What are trade orders?

Trade orders refer to the different types of orders that can be placed on exchanges for financial assets, such as stocks or futures. The order-driven style of trading mechanisms matches buyers and sellers who have matching order criteria. with a purchase price corresponding to a seller’s sale price will result in an executed trade.

The different types of trade orders allow the trader to maximize the versatility and specificity of his transactions.
The most common types are:

Trade orderMarket order
The market order is the most common and simplest of all trade orders. A market order simply executes the order desired by the volume trader at the best available price. This provides the trader with the most liquidity but the least control over prices.

For example, a market buy order for 5 shares of Company A will buy 5 shares at the lowest asking price currently in the order book.

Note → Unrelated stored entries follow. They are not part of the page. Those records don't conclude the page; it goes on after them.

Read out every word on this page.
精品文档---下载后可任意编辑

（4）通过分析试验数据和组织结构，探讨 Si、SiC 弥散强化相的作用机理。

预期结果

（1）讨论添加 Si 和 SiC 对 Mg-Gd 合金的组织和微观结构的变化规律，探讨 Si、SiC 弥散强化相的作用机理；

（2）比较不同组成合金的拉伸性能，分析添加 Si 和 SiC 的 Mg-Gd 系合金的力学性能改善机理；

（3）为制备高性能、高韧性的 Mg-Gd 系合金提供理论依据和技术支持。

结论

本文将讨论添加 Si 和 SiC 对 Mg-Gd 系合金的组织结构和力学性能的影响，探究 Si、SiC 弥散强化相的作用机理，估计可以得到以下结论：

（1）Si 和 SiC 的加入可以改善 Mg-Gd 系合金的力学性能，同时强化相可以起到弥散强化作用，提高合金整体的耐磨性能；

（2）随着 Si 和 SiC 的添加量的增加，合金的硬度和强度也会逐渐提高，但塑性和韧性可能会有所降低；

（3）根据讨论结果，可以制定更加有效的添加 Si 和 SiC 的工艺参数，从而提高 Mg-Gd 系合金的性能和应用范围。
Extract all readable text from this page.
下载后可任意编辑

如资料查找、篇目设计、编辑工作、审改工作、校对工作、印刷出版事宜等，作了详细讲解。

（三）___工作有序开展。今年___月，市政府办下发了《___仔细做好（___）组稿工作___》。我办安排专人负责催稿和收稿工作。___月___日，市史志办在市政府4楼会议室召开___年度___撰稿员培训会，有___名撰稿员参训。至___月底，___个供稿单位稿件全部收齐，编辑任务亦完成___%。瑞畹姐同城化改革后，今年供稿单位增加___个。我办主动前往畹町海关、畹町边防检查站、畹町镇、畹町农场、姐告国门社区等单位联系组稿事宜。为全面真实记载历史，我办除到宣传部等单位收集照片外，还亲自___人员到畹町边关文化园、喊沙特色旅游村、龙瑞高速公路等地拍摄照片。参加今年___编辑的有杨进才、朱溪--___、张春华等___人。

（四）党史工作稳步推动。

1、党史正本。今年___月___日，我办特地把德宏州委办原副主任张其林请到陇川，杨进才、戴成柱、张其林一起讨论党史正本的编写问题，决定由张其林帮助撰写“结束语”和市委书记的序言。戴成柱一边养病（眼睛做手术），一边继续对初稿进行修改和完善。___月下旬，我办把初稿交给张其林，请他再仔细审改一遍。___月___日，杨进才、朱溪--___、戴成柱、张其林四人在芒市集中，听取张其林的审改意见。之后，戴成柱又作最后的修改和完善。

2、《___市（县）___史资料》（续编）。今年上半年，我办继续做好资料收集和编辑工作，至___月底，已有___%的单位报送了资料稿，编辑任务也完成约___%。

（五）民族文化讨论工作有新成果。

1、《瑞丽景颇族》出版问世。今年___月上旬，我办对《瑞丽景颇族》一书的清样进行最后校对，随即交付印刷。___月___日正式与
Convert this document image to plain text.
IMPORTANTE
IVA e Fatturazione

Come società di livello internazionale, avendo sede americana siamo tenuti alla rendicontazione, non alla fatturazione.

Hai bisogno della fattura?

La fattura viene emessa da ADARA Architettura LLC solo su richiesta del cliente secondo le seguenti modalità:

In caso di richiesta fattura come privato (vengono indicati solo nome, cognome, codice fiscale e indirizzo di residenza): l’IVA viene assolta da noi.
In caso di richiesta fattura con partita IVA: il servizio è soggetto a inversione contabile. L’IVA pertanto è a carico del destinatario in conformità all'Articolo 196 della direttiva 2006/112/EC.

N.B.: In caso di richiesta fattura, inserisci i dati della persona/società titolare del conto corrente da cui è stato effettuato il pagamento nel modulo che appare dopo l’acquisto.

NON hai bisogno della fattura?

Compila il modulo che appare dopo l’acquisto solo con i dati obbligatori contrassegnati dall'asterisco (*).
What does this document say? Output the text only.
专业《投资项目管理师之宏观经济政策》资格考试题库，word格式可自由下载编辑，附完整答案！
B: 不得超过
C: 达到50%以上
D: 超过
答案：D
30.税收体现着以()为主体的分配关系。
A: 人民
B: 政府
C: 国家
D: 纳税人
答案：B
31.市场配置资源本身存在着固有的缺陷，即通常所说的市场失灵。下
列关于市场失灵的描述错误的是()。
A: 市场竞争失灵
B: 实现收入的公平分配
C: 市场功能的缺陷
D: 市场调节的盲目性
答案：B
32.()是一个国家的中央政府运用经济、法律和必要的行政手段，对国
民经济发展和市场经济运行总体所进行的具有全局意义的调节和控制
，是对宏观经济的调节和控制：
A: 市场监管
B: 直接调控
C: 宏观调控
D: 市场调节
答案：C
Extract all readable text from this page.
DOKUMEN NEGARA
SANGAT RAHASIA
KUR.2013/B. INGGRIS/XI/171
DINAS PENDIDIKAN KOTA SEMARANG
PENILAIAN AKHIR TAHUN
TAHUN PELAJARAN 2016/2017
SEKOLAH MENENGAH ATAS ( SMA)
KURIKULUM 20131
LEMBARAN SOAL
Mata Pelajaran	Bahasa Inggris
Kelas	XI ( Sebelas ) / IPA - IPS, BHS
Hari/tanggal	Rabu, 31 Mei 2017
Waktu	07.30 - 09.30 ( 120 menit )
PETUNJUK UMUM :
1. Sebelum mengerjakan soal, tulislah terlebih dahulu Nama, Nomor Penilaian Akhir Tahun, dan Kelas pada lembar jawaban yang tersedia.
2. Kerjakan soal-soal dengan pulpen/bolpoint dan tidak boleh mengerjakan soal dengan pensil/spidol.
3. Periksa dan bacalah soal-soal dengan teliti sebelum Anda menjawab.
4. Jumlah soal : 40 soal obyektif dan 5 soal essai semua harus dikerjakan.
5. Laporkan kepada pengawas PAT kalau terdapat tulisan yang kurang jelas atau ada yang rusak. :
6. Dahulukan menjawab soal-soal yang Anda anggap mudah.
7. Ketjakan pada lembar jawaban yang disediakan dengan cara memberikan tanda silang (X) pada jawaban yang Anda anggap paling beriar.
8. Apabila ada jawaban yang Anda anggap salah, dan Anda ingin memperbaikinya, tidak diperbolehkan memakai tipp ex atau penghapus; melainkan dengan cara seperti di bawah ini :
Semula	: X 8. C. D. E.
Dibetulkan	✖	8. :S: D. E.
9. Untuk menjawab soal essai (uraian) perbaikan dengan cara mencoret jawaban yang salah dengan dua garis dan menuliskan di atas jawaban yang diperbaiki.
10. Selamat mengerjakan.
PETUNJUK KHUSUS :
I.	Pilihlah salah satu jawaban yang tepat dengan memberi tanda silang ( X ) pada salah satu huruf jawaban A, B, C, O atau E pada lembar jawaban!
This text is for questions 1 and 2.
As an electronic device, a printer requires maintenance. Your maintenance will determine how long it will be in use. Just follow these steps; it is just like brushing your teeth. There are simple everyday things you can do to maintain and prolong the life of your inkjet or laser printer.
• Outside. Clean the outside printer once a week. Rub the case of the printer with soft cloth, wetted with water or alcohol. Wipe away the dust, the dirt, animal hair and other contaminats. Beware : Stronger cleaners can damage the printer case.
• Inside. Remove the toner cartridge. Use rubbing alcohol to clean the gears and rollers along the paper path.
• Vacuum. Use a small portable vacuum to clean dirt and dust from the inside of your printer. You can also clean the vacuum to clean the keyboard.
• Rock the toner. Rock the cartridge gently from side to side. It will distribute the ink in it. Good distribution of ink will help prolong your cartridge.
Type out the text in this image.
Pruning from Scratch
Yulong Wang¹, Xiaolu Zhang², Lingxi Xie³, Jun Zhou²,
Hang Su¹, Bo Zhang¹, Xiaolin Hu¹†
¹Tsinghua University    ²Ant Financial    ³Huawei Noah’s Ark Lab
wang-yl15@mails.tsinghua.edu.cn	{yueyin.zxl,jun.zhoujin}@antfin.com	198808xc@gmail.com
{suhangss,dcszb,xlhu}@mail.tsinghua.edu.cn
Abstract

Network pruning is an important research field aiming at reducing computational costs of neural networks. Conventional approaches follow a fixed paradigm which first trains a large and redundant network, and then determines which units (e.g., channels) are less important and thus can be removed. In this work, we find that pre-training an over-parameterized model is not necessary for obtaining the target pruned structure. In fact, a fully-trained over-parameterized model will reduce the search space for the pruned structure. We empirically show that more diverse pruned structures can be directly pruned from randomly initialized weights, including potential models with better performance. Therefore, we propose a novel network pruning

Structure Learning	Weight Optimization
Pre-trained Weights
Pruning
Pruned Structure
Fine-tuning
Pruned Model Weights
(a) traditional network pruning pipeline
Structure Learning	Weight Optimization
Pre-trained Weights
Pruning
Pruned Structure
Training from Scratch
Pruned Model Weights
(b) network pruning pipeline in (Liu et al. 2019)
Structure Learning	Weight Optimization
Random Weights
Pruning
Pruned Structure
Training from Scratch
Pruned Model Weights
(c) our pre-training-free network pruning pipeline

Trade orders: limit orders
The limit order is more complex than the market order. Create a new order in the backlog, often at a “lower” point than the best prices available on either side. This sets the ideal price at which the trader wishes to enter the market. This gives the trader more control over prices but less liquidity. Liquidity is only provided when a counterparty is willing to respect that trader’s price.

The “market” for all limit orders in an order book is the best available price. This means that the lowest selling price (ask) and the highest buying price (bid) is the market. Prices that are worse than these prices (higher demand, lower supply) are called behind the market. New orders above these prices are called into the market. New orders significantly above these prices are marketable.

Trade orders: stop loss orders
Stop-loss orders work the exact opposite of limit orders. A stop-loss order is intended to provide a trader with maximum control if the market moves in the opposite direction from that desired by the trader. This type of order is intended to minimize losses, instead of maximizing profits under the limit order strategy. A stop-loss order is typically placed as a potential exit order to close an existing trade position, but it can also be used to enter the market if the price hits a specified level.

Advanced Trading Orders

It is interesting to note that trading orders can be combined to form complex trading strategies. These are also used in conjunction with options to buy/sell stocks.